Submitted to: Environmental and Experimental Botany
Publication Type: Peer Reviewed Journal
Publication Acceptance Date: 3/18/2015
Publication Date: 8/1/2015
Citation: Locke, A.M., Ort, D.R. 2015. Diurnal depression in leaf hydraulic conductance at ambient and elevated [CO2] reveals anisohydric water management in field-grown soybean. Environmental and Experimental Botany. 116:39-46. Interpretive Summary: Leaves must contend with dramatic environmental changes over the course of even a single day. Light and air temperature both tend to peak around the middle of the day, and vapor pressure deficit (VPD) typically peaks with leaf temperature, coinciding with maximum light and air temperature. For plants in temperate climates during the peak growing season, this means that transpiration demand is very high while the potential for maximum light-driven carbon acquisition requires fully open stomata. Maintenance of open stomata is only possible if the leaf interior can remain sufficiently hydrated, maintaining leaf water potential, even as high VPD drives rapid evaporation of water from the intercellular air spaces. This study examined the fluctuation of soybean leaf water status and leaf hydraulic conductance at ambient and elevated [CO2] over the course of the day showing that soybean photosynthesis is sustained even as leaf hydraulic conductance was depressed revealing that leaf hydraulic conductance for soybean is in excess of that needed to sustain a stomatal conductance sufficient to prevent depression of photosynthesis in soybean.

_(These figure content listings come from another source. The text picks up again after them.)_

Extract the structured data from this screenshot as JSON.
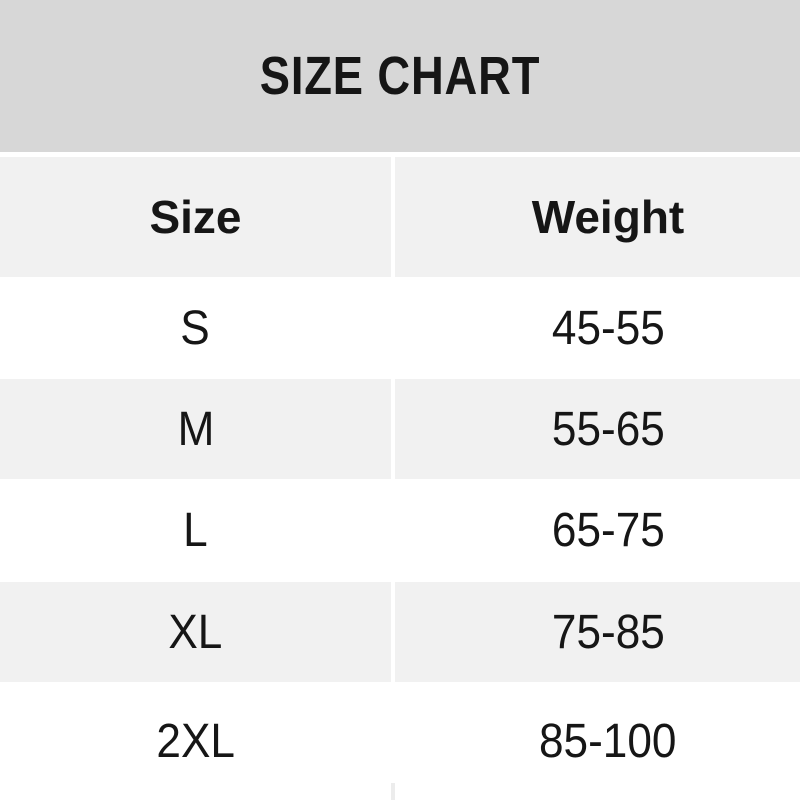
{
  "chart_data": {
    "type": "table",
    "title": "SIZE CHART",
    "columns": [
      "Size",
      "Weight"
    ],
    "rows": [
      {
        "size": "S",
        "weight": "45-55"
      },
      {
        "size": "M",
        "weight": "55-65"
      },
      {
        "size": "L",
        "weight": "65-75"
      },
      {
        "size": "XL",
        "weight": "75-85"
      },
      {
        "size": "2XL",
        "weight": "85-100"
      }
    ],
    "layout": {
      "zebra_striping": true,
      "column_divider": "white-gap"
    }
  },
  "colors": {
    "title_band_bg": "#d7d7d7",
    "alt_row_bg": "#f1f1f1",
    "base_row_bg": "#ffffff",
    "text": "#161616"
  }
}
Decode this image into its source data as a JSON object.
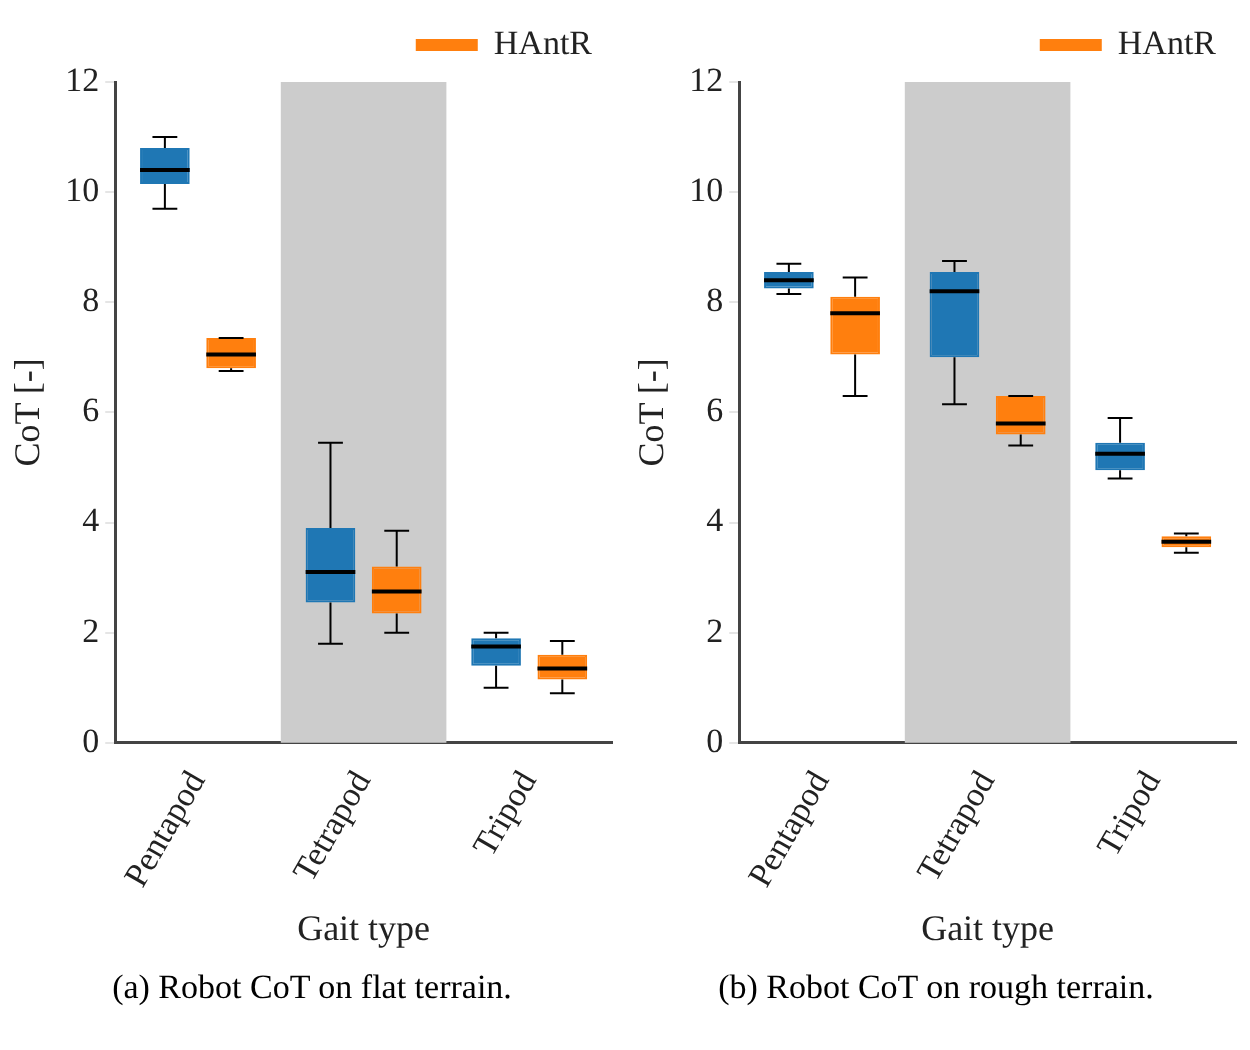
{
  "chart_data": [
    {
      "type": "box",
      "xlabel": "Gait type",
      "ylabel": "CoT [-]",
      "categories": [
        "Pentapod",
        "Tetrapod",
        "Tripod"
      ],
      "ylim": [
        0,
        12
      ],
      "yticks": [
        0,
        2,
        4,
        6,
        8,
        10,
        12
      ],
      "legend": "top right",
      "bands": [
        {
          "axis": "x",
          "from": "Tetrapod",
          "to": "Tetrapod",
          "color": "#cccccc"
        }
      ],
      "annotations": [
        "(a) Robot CoT on flat terrain."
      ],
      "series": [
        {
          "color": "#1f77b4",
          "boxes": [
            {
              "low": 9.7,
              "q1": 10.15,
              "median": 10.4,
              "q3": 10.8,
              "high": 11.0
            },
            {
              "low": 1.8,
              "q1": 2.55,
              "median": 3.1,
              "q3": 3.9,
              "high": 5.45
            },
            {
              "low": 1.0,
              "q1": 1.4,
              "median": 1.75,
              "q3": 1.9,
              "high": 2.0
            }
          ]
        },
        {
          "name": "HAntR",
          "color": "#ff7f0e",
          "boxes": [
            {
              "low": 6.75,
              "q1": 6.8,
              "median": 7.05,
              "q3": 7.35,
              "high": 7.35
            },
            {
              "low": 2.0,
              "q1": 2.35,
              "median": 2.75,
              "q3": 3.2,
              "high": 3.85
            },
            {
              "low": 0.9,
              "q1": 1.15,
              "median": 1.35,
              "q3": 1.6,
              "high": 1.85
            }
          ]
        }
      ]
    },
    {
      "type": "box",
      "xlabel": "Gait type",
      "ylabel": "CoT [-]",
      "categories": [
        "Pentapod",
        "Tetrapod",
        "Tripod"
      ],
      "ylim": [
        0,
        12
      ],
      "yticks": [
        0,
        2,
        4,
        6,
        8,
        10,
        12
      ],
      "legend": "top right",
      "bands": [
        {
          "axis": "x",
          "from": "Tetrapod",
          "to": "Tetrapod",
          "color": "#cccccc"
        }
      ],
      "annotations": [
        "(b) Robot CoT on rough terrain."
      ],
      "series": [
        {
          "color": "#1f77b4",
          "boxes": [
            {
              "low": 8.15,
              "q1": 8.25,
              "median": 8.4,
              "q3": 8.55,
              "high": 8.7
            },
            {
              "low": 6.15,
              "q1": 7.0,
              "median": 8.2,
              "q3": 8.55,
              "high": 8.75
            },
            {
              "low": 4.8,
              "q1": 4.95,
              "median": 5.25,
              "q3": 5.45,
              "high": 5.9
            }
          ]
        },
        {
          "name": "HAntR",
          "color": "#ff7f0e",
          "boxes": [
            {
              "low": 6.3,
              "q1": 7.05,
              "median": 7.8,
              "q3": 8.1,
              "high": 8.45
            },
            {
              "low": 5.4,
              "q1": 5.6,
              "median": 5.8,
              "q3": 6.3,
              "high": 6.3
            },
            {
              "low": 3.45,
              "q1": 3.55,
              "median": 3.65,
              "q3": 3.75,
              "high": 3.8
            }
          ]
        }
      ]
    }
  ]
}
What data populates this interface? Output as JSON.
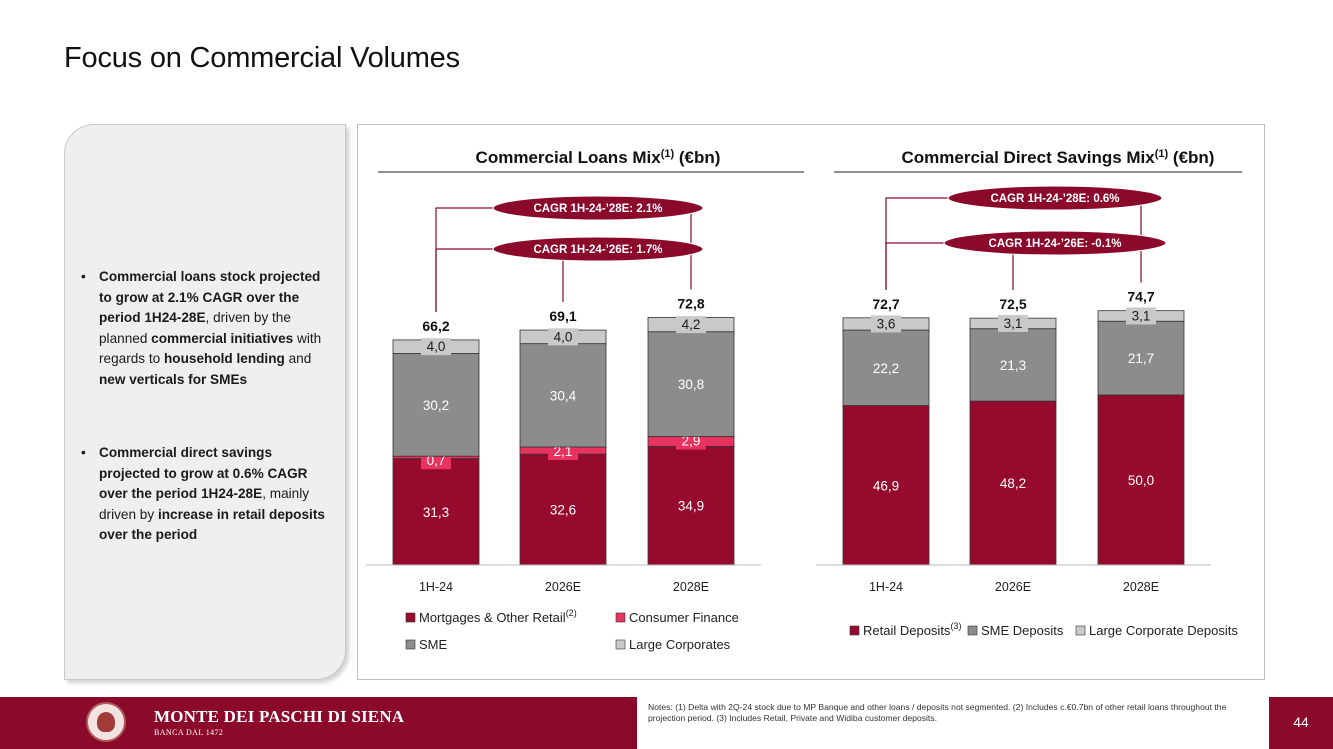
{
  "page": {
    "title": "Focus on Commercial Volumes",
    "page_number": "44"
  },
  "left_panel": {
    "bullets": [
      [
        {
          "text": "Commercial loans stock projected to grow at 2.1% CAGR over the period 1H24-28E",
          "bold": true
        },
        {
          "text": ", driven by the planned ",
          "bold": false
        },
        {
          "text": "commercial initiatives",
          "bold": true
        },
        {
          "text": " with regards to ",
          "bold": false
        },
        {
          "text": "household lending",
          "bold": true
        },
        {
          "text": " and ",
          "bold": false
        },
        {
          "text": "new verticals for SMEs",
          "bold": true
        }
      ],
      [
        {
          "text": "Commercial direct savings projected to grow at 0.6% CAGR over the period 1H24-28E",
          "bold": true
        },
        {
          "text": ", mainly driven by ",
          "bold": false
        },
        {
          "text": "increase in retail deposits over the period",
          "bold": true
        }
      ]
    ]
  },
  "colors": {
    "retail": "#960a2e",
    "consumer": "#e8335f",
    "sme": "#8c8c8c",
    "large": "#c9c9c9",
    "cagr_pill": "#8b0a2c"
  },
  "chart_data": [
    {
      "type": "bar",
      "stacked": true,
      "title": "Commercial Loans Mix",
      "title_superscript": "(1)",
      "title_suffix": " (€bn)",
      "categories": [
        "1H-24",
        "2026E",
        "2028E"
      ],
      "totals": [
        "66,2",
        "69,1",
        "72,8"
      ],
      "series": [
        {
          "name": "Mortgages & Other Retail",
          "name_superscript": "(2)",
          "color": "#960a2e",
          "values": [
            31.3,
            32.6,
            34.9
          ],
          "labels": [
            "31,3",
            "32,6",
            "34,9"
          ]
        },
        {
          "name": "Consumer Finance",
          "color": "#e8335f",
          "values": [
            0.7,
            2.1,
            2.9
          ],
          "labels": [
            "0,7",
            "2,1",
            "2,9"
          ]
        },
        {
          "name": "SME",
          "color": "#8c8c8c",
          "values": [
            30.2,
            30.4,
            30.8
          ],
          "labels": [
            "30,2",
            "30,4",
            "30,8"
          ]
        },
        {
          "name": "Large Corporates",
          "color": "#c9c9c9",
          "values": [
            4.0,
            4.0,
            4.2
          ],
          "labels": [
            "4,0",
            "4,0",
            "4,2"
          ]
        }
      ],
      "cagr": [
        {
          "label": "CAGR 1H-24-’28E: 2.1%",
          "from": 0,
          "to": 2
        },
        {
          "label": "CAGR 1H-24-’26E: 1.7%",
          "from": 0,
          "to": 1
        }
      ],
      "legend_position": "bottom",
      "ylim": [
        0,
        75
      ]
    },
    {
      "type": "bar",
      "stacked": true,
      "title": "Commercial Direct Savings Mix",
      "title_superscript": "(1)",
      "title_suffix": " (€bn)",
      "categories": [
        "1H-24",
        "2026E",
        "2028E"
      ],
      "totals": [
        "72,7",
        "72,5",
        "74,7"
      ],
      "series": [
        {
          "name": "Retail Deposits",
          "name_superscript": "(3)",
          "color": "#960a2e",
          "values": [
            46.9,
            48.2,
            50.0
          ],
          "labels": [
            "46,9",
            "48,2",
            "50,0"
          ]
        },
        {
          "name": "SME Deposits",
          "color": "#8c8c8c",
          "values": [
            22.2,
            21.3,
            21.7
          ],
          "labels": [
            "22,2",
            "21,3",
            "21,7"
          ]
        },
        {
          "name": "Large Corporate Deposits",
          "color": "#c9c9c9",
          "values": [
            3.6,
            3.1,
            3.1
          ],
          "labels": [
            "3,6",
            "3,1",
            "3,1"
          ]
        }
      ],
      "cagr": [
        {
          "label": "CAGR 1H-24-’28E: 0.6%",
          "from": 0,
          "to": 2
        },
        {
          "label": "CAGR 1H-24-’26E: -0.1%",
          "from": 0,
          "to": 1
        }
      ],
      "legend_position": "bottom",
      "ylim": [
        0,
        75
      ]
    }
  ],
  "footer": {
    "brand": "MONTE DEI PASCHI DI SIENA",
    "brand_sub": "BANCA DAL 1472",
    "logo_icon": "seal-icon",
    "notes": "Notes: (1) Delta with 2Q-24 stock due to MP Banque and other loans / deposits not segmented. (2) Includes c.€0.7bn of other retail loans throughout the projection period. (3) Includes Retail, Private and Widiba customer deposits."
  }
}
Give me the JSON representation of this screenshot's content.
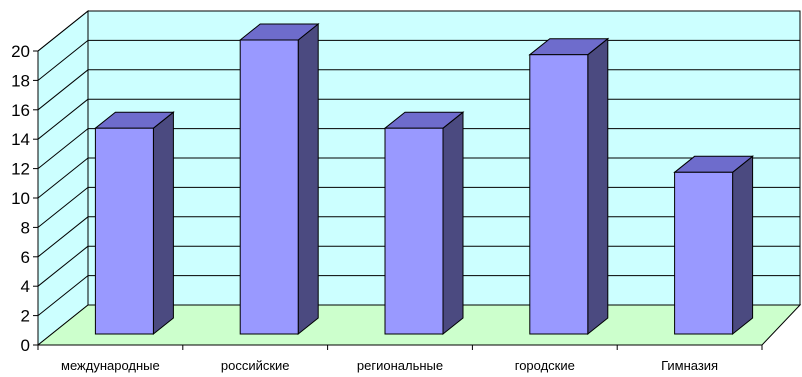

Technical Abstract: Diurnal cycles of photosynthesis and water use in field-grown soybean (Glycine max) are tied to light intensity and vapor pressure deficit (VPD). At high mid-day VPD, transpiration rates can lead to a decline in leaf water potential if leaf hydraulic conductance is insufficient to supply water to intercellular airspaces in pace with demand. Leaf hydraulic conductance is determined by leaf xylem conductivity to water, as well as extra-xylem pathways that are likely mediated by aquaporin water transport proteins. When transpiration demand exceeds the maximum capacity of leaf hydraulic conductance to supply water, high tension in the water column can cause cavitation in xylem, and these emboli-blocked xylem vessels reduce water transport and thus lower leaf hydraulic conductance. Stomatal conductance typically remains high at mid-day for soybean, suggesting either a mid-day increase in leaf hydraulic conductance or that photosynthesis may be maintained at the cost of leaf water status, indicative of an anisohydric water management strategy in soybean. This study examined diurnal fluctuations in leaf hydraulic conductance and 'leaf, showing a mid-day depression in leaf hydraulic conductance in a pattern closely reflecting that of leaf water potential, indicating that leaf hydraulic conductancedepression is the result of cavitation in leaf xylem. The diurnal depression of leaf hydraulic conductance was not prevented by growth at elevated [CO2], which lowered stomatal conductance. Diurnal transcription patterns of aquaporin genes were measured showing that a total of 34 genes belonging to 4 aquaporin families were expressed in soybean leaves, of which 22 were differentially expressed between at least two time points. Overall, this study indicates that mid-day leaf hydraulic conductance depression was driven primarily by cavitation at increasing xylem water tensions. It is further concluded that because soybean photosynthesis is typically sustained at mid-day, leaf hydraulic conductance even at the depressed level was in excess of that needed to sustain a stomatal conconductance sufficient to prevent depression of photosynthesis in soybean.